I’ve been tired, exhausted, and in a spiral of spiritual growth since I boarded the plane three weeks ago to Argentina, alone. It was bound to happen. I was bound to get bulldozed by this awful truth. That my mom isn’t ok. And that my dad needs help. My dad is fully capable of handling the physical and tactical details related to my mom’s care, but what he needs is us to support him emotionally, to help him push forward through this quicksand of uncertainty. He also needs us to help him perfect his pot brownie recipe, that’s just not something he can share with the rest of the family.

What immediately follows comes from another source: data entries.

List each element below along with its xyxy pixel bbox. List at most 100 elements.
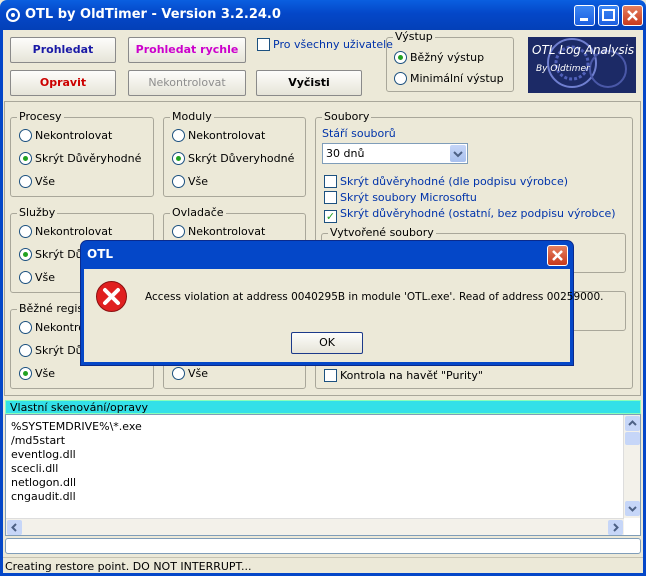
window-title: OTL by OldTimer - Version 3.2.24.0 <box>25 7 281 22</box>
app-icon <box>6 8 20 22</box>
procesy-vse-radio[interactable]: Vše <box>19 175 55 188</box>
radio-icon <box>19 367 32 380</box>
maximize-button[interactable] <box>598 5 619 26</box>
procesy-skryt-radio[interactable]: Skrýt Důvěryhodné <box>19 152 141 165</box>
scroll-thumb[interactable] <box>625 432 640 445</box>
scroll-up-button[interactable] <box>625 416 640 431</box>
opravit-button[interactable]: Opravit <box>10 70 116 96</box>
memo-line: eventlog.dll <box>11 448 76 461</box>
procesy-nekontrolovat-radio[interactable]: Nekontrolovat <box>19 129 112 142</box>
option-label: Skrýt důvěryhodné (dle podpisu výrobce) <box>340 175 569 188</box>
stari-select[interactable]: 30 dnů <box>322 143 468 164</box>
maximize-icon <box>602 9 615 21</box>
error-icon <box>96 281 127 312</box>
vystup-bezny-radio[interactable]: Běžný výstup <box>394 51 484 64</box>
radio-icon <box>19 271 32 284</box>
option-label: Vše <box>188 175 209 188</box>
moduly-group: Moduly Nekontrolovat Skrýt Důveryhodné V… <box>163 110 306 197</box>
dialog-close-button[interactable] <box>547 245 568 266</box>
radio-icon <box>19 175 32 188</box>
otl-logo: OTL Log Analysis By Oldtimer <box>528 37 636 93</box>
sluzby-skryt-radio[interactable]: Skrýt Dův <box>19 248 89 261</box>
sluzby-label: Služby <box>17 206 58 219</box>
close-button[interactable] <box>622 5 643 26</box>
memo-line: /md5start <box>11 434 66 447</box>
memo-header-label: Vlastní skenování/opravy <box>10 401 149 414</box>
chevron-up-icon <box>628 420 637 426</box>
minimize-icon <box>580 18 588 21</box>
option-label: Skrýt Důveryhodné <box>188 152 295 165</box>
option-label: Nekontrolovat <box>35 129 113 142</box>
purity-checkbox[interactable]: Kontrola na havěť "Purity" <box>324 369 483 382</box>
all-users-checkbox[interactable]: Pro všechny uživatele <box>257 38 393 51</box>
radio-icon <box>172 175 185 188</box>
moduly-skryt-radio[interactable]: Skrýt Důveryhodné <box>172 152 294 165</box>
memo-header: Vlastní skenování/opravy <box>5 400 641 414</box>
prohledat-rychle-button[interactable]: Prohledat rychle <box>128 37 246 63</box>
checkbox-icon <box>324 175 337 188</box>
option-label: Skrýt soubory Microsoftu <box>340 191 477 204</box>
soubory-label: Soubory <box>322 110 372 123</box>
prohledat-button[interactable]: Prohledat <box>10 37 116 63</box>
procesy-group: Procesy Nekontrolovat Skrýt Důvěryhodné … <box>10 110 154 197</box>
radio-icon <box>394 51 407 64</box>
nekontrolovat-button[interactable]: Nekontrolovat <box>128 70 246 96</box>
horizontal-scrollbar[interactable] <box>6 518 624 535</box>
vertical-scrollbar[interactable] <box>623 415 640 518</box>
option-label: Běžný výstup <box>410 51 485 64</box>
dropdown-button[interactable] <box>450 145 466 162</box>
ovladace-label: Ovladače <box>170 206 226 219</box>
memo-line: netlogon.dll <box>11 476 77 489</box>
vystup-label: Výstup <box>393 30 435 43</box>
radio-icon <box>394 72 407 85</box>
ok-button[interactable]: OK <box>291 332 363 354</box>
option-label: Vše <box>35 175 56 188</box>
moduly-vse-radio[interactable]: Vše <box>172 175 208 188</box>
scroll-right-button[interactable] <box>608 520 623 535</box>
minimize-button[interactable] <box>574 5 595 26</box>
scroll-left-button[interactable] <box>7 520 22 535</box>
radio-icon <box>172 367 185 380</box>
option-label: Vše <box>35 367 56 380</box>
sluzby-nekontrolovat-radio[interactable]: Nekontrolovat <box>19 225 112 238</box>
chevron-left-icon <box>11 523 17 532</box>
memo-line: cngaudit.dll <box>11 490 76 503</box>
title-bar: OTL by OldTimer - Version 3.2.24.0 <box>0 0 646 30</box>
status-bar: Creating restore point. DO NOT INTERRUPT… <box>3 557 643 573</box>
custom-scan-textarea[interactable]: %SYSTEMDRIVE%\*.exe /md5start eventlog.d… <box>5 414 641 536</box>
vycisti-button[interactable]: Vyčisti <box>256 70 362 96</box>
all-users-label: Pro všechny uživatele <box>273 38 393 51</box>
scroll-down-button[interactable] <box>625 501 640 516</box>
skryt-dle-podpisu-checkbox[interactable]: Skrýt důvěryhodné (dle podpisu výrobce) <box>324 175 568 188</box>
bezne-vse-radio[interactable]: Vše <box>19 367 55 380</box>
dialog-title: OTL <box>87 247 114 261</box>
vystup-minimalni-radio[interactable]: Minimální výstup <box>394 72 504 85</box>
vytvorene-label: Vytvořené soubory <box>328 226 436 239</box>
radio-icon <box>19 152 32 165</box>
skryt-microsoft-checkbox[interactable]: Skrýt soubory Microsoftu <box>324 191 477 204</box>
option-label: Skrýt důvěryhodné (ostatní, bez podpisu … <box>340 207 616 220</box>
procesy-label: Procesy <box>17 110 64 123</box>
option-label: Vše <box>188 367 209 380</box>
extra-vse-radio[interactable]: Vše <box>172 367 208 380</box>
option-label: Kontrola na havěť "Purity" <box>340 369 483 382</box>
chevron-right-icon <box>613 523 619 532</box>
skryt-ostatni-checkbox[interactable]: ✓ Skrýt důvěryhodné (ostatní, bez podpisu… <box>324 207 616 223</box>
radio-icon <box>19 225 32 238</box>
ovladace-nekontrolovat-radio[interactable]: Nekontrolovat <box>172 225 265 238</box>
moduly-nekontrolovat-radio[interactable]: Nekontrolovat <box>172 129 265 142</box>
dialog-body: Access violation at address 0040295B in … <box>84 269 604 362</box>
progress-bar <box>5 538 641 554</box>
vystup-group: Výstup Běžný výstup Minimální výstup <box>386 30 514 92</box>
bezne-skryt-radio[interactable]: Skrýt Dův <box>19 344 89 357</box>
option-label: Nekontrolovat <box>188 225 266 238</box>
chevron-down-icon <box>453 151 463 158</box>
checkbox-icon <box>324 191 337 204</box>
option-label: Minimální výstup <box>410 72 504 85</box>
sluzby-vse-radio[interactable]: Vše <box>19 271 55 284</box>
chevron-down-icon <box>628 506 637 512</box>
stari-value: 30 dnů <box>326 147 365 160</box>
bezne-nekontrolovat-radio[interactable]: Nekontrol <box>19 321 88 334</box>
error-dialog: OTL Access violation at address 0040295B… <box>80 240 604 366</box>
checkbox-checked-icon: ✓ <box>324 210 337 223</box>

My dad is a reflection of pure love. Despite everything my parents have been through over the last forty + years, and the last few years of classic old couple bickering, my dad will not leave my mom’s side. He is truly loyal and dedicated like only a real life-partner could be. Friends, if you don’t think you could picture yourself giving up everything in your own life to care for your spouse, if you already feel trapped, get out now. Marriage is giving everything up to nurture your partner’s health and well-being, because no one else will dedicate the level of love and support that a spouse can. No one. I have three dear friends who have had to dedicate this level of care and support to their spouses, all before the age of 40. I love you all for being the best humans I know, because unless you’ve been through something like this, you just can’t really know the depth of your love.
I’m stepping out of my spiritual journey, to hold my mom’s hand, to go on long runs with my dad, to cook, to clean, to organize and to face this tragedy. And this is life now. I don’t love it any less, I still see beauty and love and magic all around me (minus this horrible business man sitting next to me watching videos on his phone turned up at maximum volume). But the reason I see the world that way is because of my mom. There has never been anyone more optimistic or hopeful, no one more willing to give her time to people. Her mantra has always been, “Jame, everything happens for a reason.” Logically yes, there’s a big story behind all of this that will make sense when I sit down to write a year from now, but in this moment, it’s pretty fucking awful. Fuck this year. I’m ready to get on to 41 and for things to change.